Through the kindness of H.R.H. Princess Christian, who informed His Majesty of my wish, the flag[[41]] which I had with me throughout the Mission, which was carried before me on every march, which was planted before my tent in camp, which was flown over the Mission quarters at Gyantse, and which was placed on the table on which the Treaty was signed at Lhasa, was deposited in Windsor Castle, and by His Majesty’s express commands was hung in the Central Hall over the statue of Queen Victoria.


CHAPTER XXI
THE RESULTS OF THE MISSION

Even in the present year I was asked by a Cabinet Minister what good we did in going to Lhasa. Since that question was asked one striking result of our Mission has come to light, in the fact of the Dalai Lama, who before we went to Lhasa would not even receive a communication from the Viceroy, now in person, at Calcutta itself, appealing to the Viceroy to preserve his right of direct communication with us. The suspicious and hostile attitude of the Tibetans has so far changed that they have now asked us to form an alliance, and to send a British officer to their sacred city. To attribute this change entirely to the effects of the Mission may not be justifiable. Much is due to the tactlessness of the Chinese treatment of the Tibetans. But the change in direction of Tibetan feeling was visible before we left Lhasa, and there is good cause for assuming that if Lord Curzon had never despatched the Mission to break through the Tibetan reserve, they would have still been as inimical to us and as inclined towards Russia as they were six years ago. The conversion of our north-eastern neighbours from potential enemies into applicant allies may be taken as one result of the Mission.

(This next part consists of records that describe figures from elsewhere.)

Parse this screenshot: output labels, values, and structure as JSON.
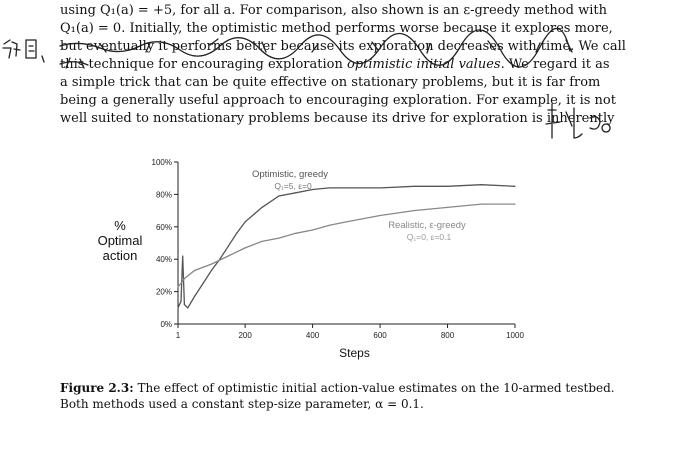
{
  "body_text": {
    "line0": "using Q₁(a) = +5, for all a. For comparison, also shown is an ε-greedy method with",
    "line1": "Q₁(a) = 0. Initially, the optimistic method performs worse because it explores more,",
    "line2": "but eventually it performs better because its exploration decreases with time. We call",
    "line3_pre": "this technique for encouraging exploration ",
    "line3_em": "optimistic initial values",
    "line3_post": ". We regard it as",
    "line4": "a simple trick that can be quite effective on stationary problems, but it is far from",
    "line5": "being a generally useful approach to encouraging exploration. For example, it is not",
    "line6": "well suited to nonstationary problems because its drive for exploration is inherently"
  },
  "handwriting_color": "#222222",
  "chart_data": {
    "type": "line",
    "xlabel": "Steps",
    "ylabel_lines": [
      "%",
      "Optimal",
      "action"
    ],
    "xlim": [
      1,
      1000
    ],
    "ylim": [
      0,
      100
    ],
    "x_ticks": [
      1,
      200,
      400,
      600,
      800,
      1000
    ],
    "x_tick_labels": [
      "1",
      "200",
      "400",
      "600",
      "800",
      "1000"
    ],
    "y_ticks": [
      0,
      20,
      40,
      60,
      80,
      100
    ],
    "y_tick_labels": [
      "0%",
      "20%",
      "40%",
      "60%",
      "80%",
      "100%"
    ],
    "grid": false,
    "series": [
      {
        "name": "Optimistic, greedy",
        "params": "Q₁=5, ε=0",
        "color": "#555555",
        "x": [
          1,
          10,
          15,
          20,
          30,
          50,
          75,
          100,
          125,
          150,
          175,
          200,
          250,
          300,
          350,
          400,
          450,
          500,
          600,
          700,
          800,
          900,
          1000
        ],
        "y": [
          10,
          14,
          42,
          12,
          10,
          17,
          25,
          33,
          40,
          48,
          56,
          63,
          72,
          79,
          81,
          83,
          84,
          84,
          84,
          85,
          85,
          86,
          85
        ]
      },
      {
        "name": "Realistic, ε-greedy",
        "params": "Q₁=0, ε=0.1",
        "color": "#888888",
        "x": [
          1,
          10,
          20,
          50,
          100,
          150,
          200,
          250,
          300,
          350,
          400,
          450,
          500,
          600,
          700,
          800,
          900,
          1000
        ],
        "y": [
          23,
          25,
          28,
          33,
          37,
          42,
          47,
          51,
          53,
          56,
          58,
          61,
          63,
          67,
          70,
          72,
          74,
          74
        ]
      }
    ]
  },
  "caption": {
    "label": "Figure 2.3:",
    "text": " The effect of optimistic initial action-value estimates on the 10-armed testbed.",
    "line2": "Both methods used a constant step-size parameter, α = 0.1."
  }
}
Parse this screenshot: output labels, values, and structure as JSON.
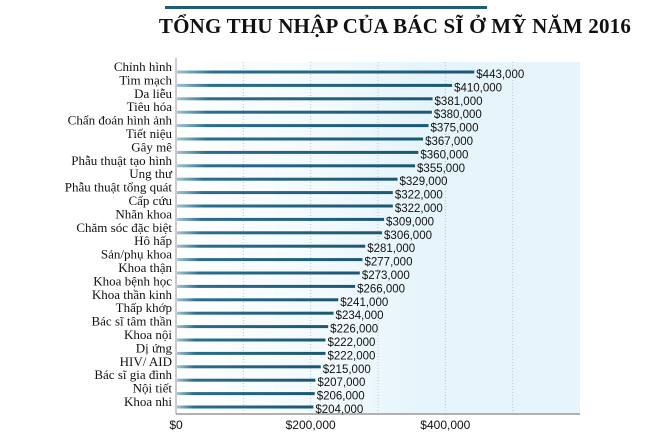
{
  "chart_data": {
    "type": "bar",
    "orientation": "horizontal",
    "title": "TỔNG THU NHẬP CỦA BÁC SĨ Ở MỸ NĂM 2016",
    "categories": [
      "Chỉnh hình",
      "Tim mạch",
      "Da liễu",
      "Tiêu hóa",
      "Chẩn đoán hình ảnh",
      "Tiết niệu",
      "Gây mê",
      "Phẫu thuật tạo hình",
      "Ung thư",
      "Phẫu thuật tổng quát",
      "Cấp cứu",
      "Nhãn khoa",
      "Chăm sóc đặc biệt",
      "Hô hấp",
      "Sản/phụ khoa",
      "Khoa thận",
      "Khoa bệnh học",
      "Khoa thần kinh",
      "Thấp khớp",
      "Bác sĩ tâm thần",
      "Khoa nội",
      "Dị ứng",
      "HIV/ AID",
      "Bác sĩ gia đình",
      "Nội tiết",
      "Khoa nhi"
    ],
    "values": [
      443000,
      410000,
      381000,
      380000,
      375000,
      367000,
      360000,
      355000,
      329000,
      322000,
      322000,
      309000,
      306000,
      281000,
      277000,
      273000,
      266000,
      241000,
      234000,
      226000,
      222000,
      222000,
      215000,
      207000,
      206000,
      204000
    ],
    "value_labels": [
      "$443,000",
      "$410,000",
      "$381,000",
      "$380,000",
      "$375,000",
      "$367,000",
      "$360,000",
      "$355,000",
      "$329,000",
      "$322,000",
      "$322,000",
      "$309,000",
      "$306,000",
      "$281,000",
      "$277,000",
      "$273,000",
      "$266,000",
      "$241,000",
      "$234,000",
      "$226,000",
      "$222,000",
      "$222,000",
      "$215,000",
      "$207,000",
      "$206,000",
      "$204,000"
    ],
    "xticks": [
      0,
      200000,
      400000
    ],
    "xtick_labels": [
      "$0",
      "$200,000",
      "$400,000"
    ],
    "xlim": [
      0,
      600000
    ],
    "grid": true,
    "xlabel": "",
    "ylabel": "",
    "colors": {
      "bar": "#1d5c7a",
      "plot_bg": "#e8f6fc",
      "title_rule": "#1d5c7a"
    }
  }
}
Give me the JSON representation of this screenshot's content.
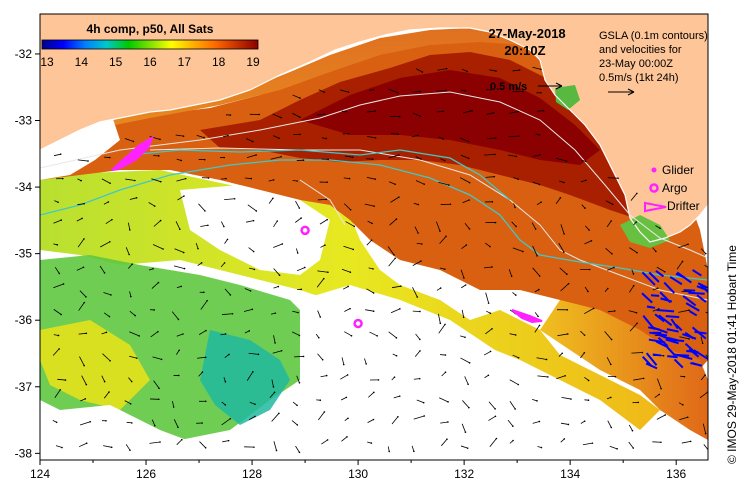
{
  "colorbar": {
    "title": "4h comp, p50, All Sats",
    "ticks": [
      "13",
      "14",
      "15",
      "16",
      "17",
      "18",
      "19"
    ],
    "colors": [
      "#00008b",
      "#0000ff",
      "#0080ff",
      "#00c8c8",
      "#00c800",
      "#80e000",
      "#ffff00",
      "#ffb000",
      "#ff6a00",
      "#c83200",
      "#8b0000"
    ]
  },
  "date_label": "27-May-2018",
  "time_label": "20:10Z",
  "gsla_note": {
    "line1": "GSLA (0.1m contours)",
    "line2": "and velocities for",
    "line3": "23-May 00:00Z",
    "line4": "0.5m/s (1kt 24h)"
  },
  "velocity_scale_label": "0.5 m/s",
  "legend": {
    "glider": "Glider",
    "argo": "Argo",
    "drifter": "Drifter"
  },
  "axes": {
    "x_ticks": [
      "124",
      "126",
      "128",
      "130",
      "132",
      "134",
      "136"
    ],
    "y_ticks": [
      "-32",
      "-33",
      "-34",
      "-35",
      "-36",
      "-37",
      "-38"
    ]
  },
  "side_label": "© IMOS 29-May-2018 01:41 Hobart Time",
  "colors": {
    "land": "#fdc598",
    "cloud": "#ffffff",
    "contour": "#e8e8e8",
    "cyan_contour": "#40c8c8",
    "marker": "#ff22ff",
    "drifter_vector": "#0000ff"
  },
  "argo_floats": [
    {
      "lon": 129.0,
      "lat": -34.65
    },
    {
      "lon": 130.0,
      "lat": -36.05
    }
  ]
}
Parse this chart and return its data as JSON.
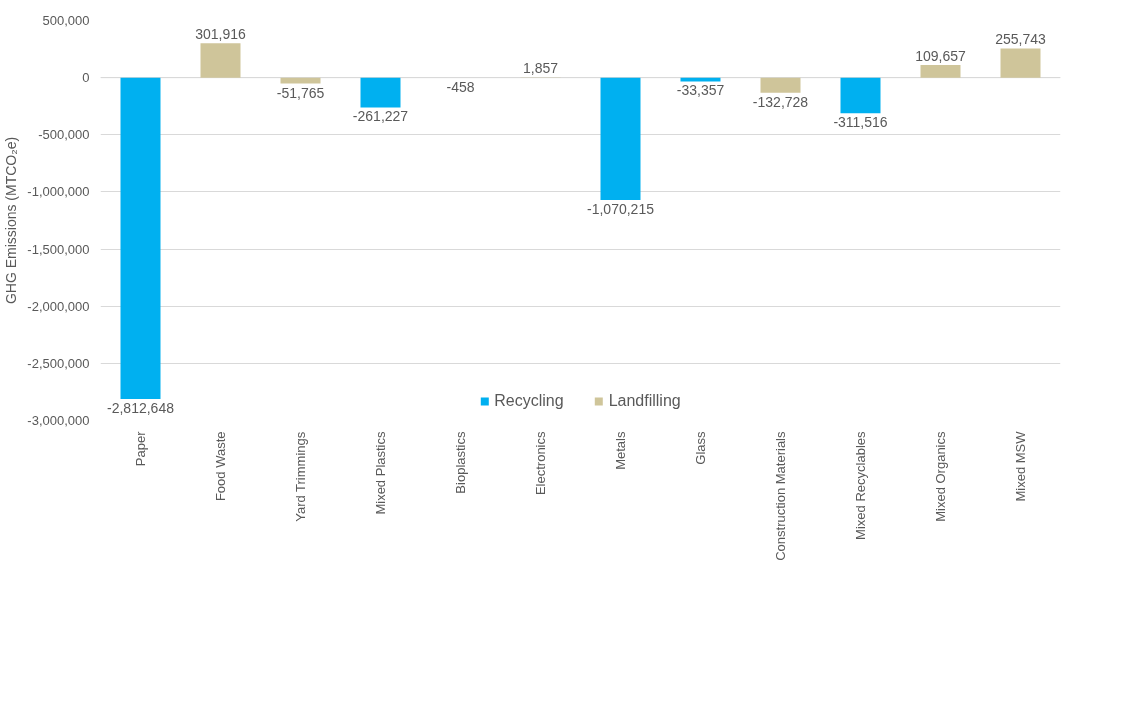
{
  "chart_data": {
    "type": "bar",
    "ylabel": "GHG Emissions (MTCO₂e)",
    "categories": [
      "Paper",
      "Food Waste",
      "Yard Trimmings",
      "Mixed Plastics",
      "Bioplastics",
      "Electronics",
      "Metals",
      "Glass",
      "Construction Materials",
      "Mixed Recyclables",
      "Mixed Organics",
      "Mixed MSW"
    ],
    "series": [
      {
        "name": "Recycling",
        "color": "#00b0f0",
        "values": [
          -2812648,
          null,
          null,
          -261227,
          null,
          null,
          -1070215,
          -33357,
          null,
          -311516,
          null,
          null
        ],
        "value_labels": [
          "-2,812,648",
          null,
          null,
          "-261,227",
          null,
          null,
          "-1,070,215",
          "-33,357",
          null,
          "-311,516",
          null,
          null
        ]
      },
      {
        "name": "Landfilling",
        "color": "#cfc59a",
        "values": [
          null,
          301916,
          -51765,
          null,
          -458,
          1857,
          null,
          null,
          -132728,
          null,
          109657,
          255743
        ],
        "value_labels": [
          null,
          "301,916",
          "-51,765",
          null,
          "-458",
          "1,857",
          null,
          null,
          "-132,728",
          null,
          "109,657",
          "255,743"
        ]
      }
    ],
    "ylim": [
      -3000000,
      500000
    ],
    "yticks": [
      {
        "value": 500000,
        "label": "500,000"
      },
      0,
      {
        "value": -500000,
        "label": "-500,000"
      },
      {
        "value": -1000000,
        "label": "-1,000,000"
      },
      {
        "value": -1500000,
        "label": "-1,500,000"
      },
      {
        "value": -2000000,
        "label": "-2,000,000"
      },
      {
        "value": -2500000,
        "label": "-2,500,000"
      },
      {
        "value": -3000000,
        "label": "-3,000,000"
      }
    ],
    "grid": "y",
    "legend": "bottom",
    "data_labels": true
  }
}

When the Mission was despatched into Tibet, we had for thirty years been trying to regulate our intercourse with our Tibetan neighbours, but had obtained no success whatever. The Treaty which their suzerain had made with us was repudiated. Boundary pillars were thrown down, trade was boycotted, our communications were returned. And the Dalai Lama showed a decided leaning towards the Russians. As a result of Lord Curzon’s policy in sending a Mission to Tibet, there had been signed by the Tibetan Government in the audience-room of the Dalai Lama’s palace in Lhasa itself, in the presence of the Chinese Amban and of all the chief men of Tibet, a Treaty which defined our boundaries, placed our trade relations upon a satisfactory footing, and gave us the right to exclude any foreign influence if we should so wish. And in spite of the military operations which we were forced to undertake, and in spite of the Tibetans being compelled to pay an indemnity, the position of the Tibetans towards us was distinctly more favourable when we left Tibet than when we entered it.

In making my final report to Government, I said that I had always regarded the conclusion of a treaty on paper as of minor importance, and the establishment of our relations with the Tibetans on a footing of mutual good-will as of fundamental importance. There was little advantage in bringing back a Treaty which was not framed or negotiated in such a manner as to carry with it a considerable degree of spontaneous assent. And it was especially necessary to secure the good-will of the people in general.

The result of our Mission to Kabul in 1840 was to estrange the Afghans from us from that time to this, and an intense race hatred was engendered. It would be unwise to predict that we shall never have any difficulty in seeing that the present Treaty is properly carried out. But I can safely say that no feeling of race hatred was left behind by the Mission, and that after the Treaty was signed the Tibetans were better disposed towards us than they had ever been before. And this I consider to be incomparably the most important result of the policy which the Government of India had so unswervingly pursued.

A further result was the friendship of Bhutan. When the Mission started, the Bhutanese were practically strangers, and their attitude was uncertain. When the Mission returned they were our firm friends. The chief visited Calcutta. Mr. White has twice been most cordially received in Bhutan. And the former Tongsa Penlop, now the Maharaja of Bhutan, has formally placed himself under our protectorate.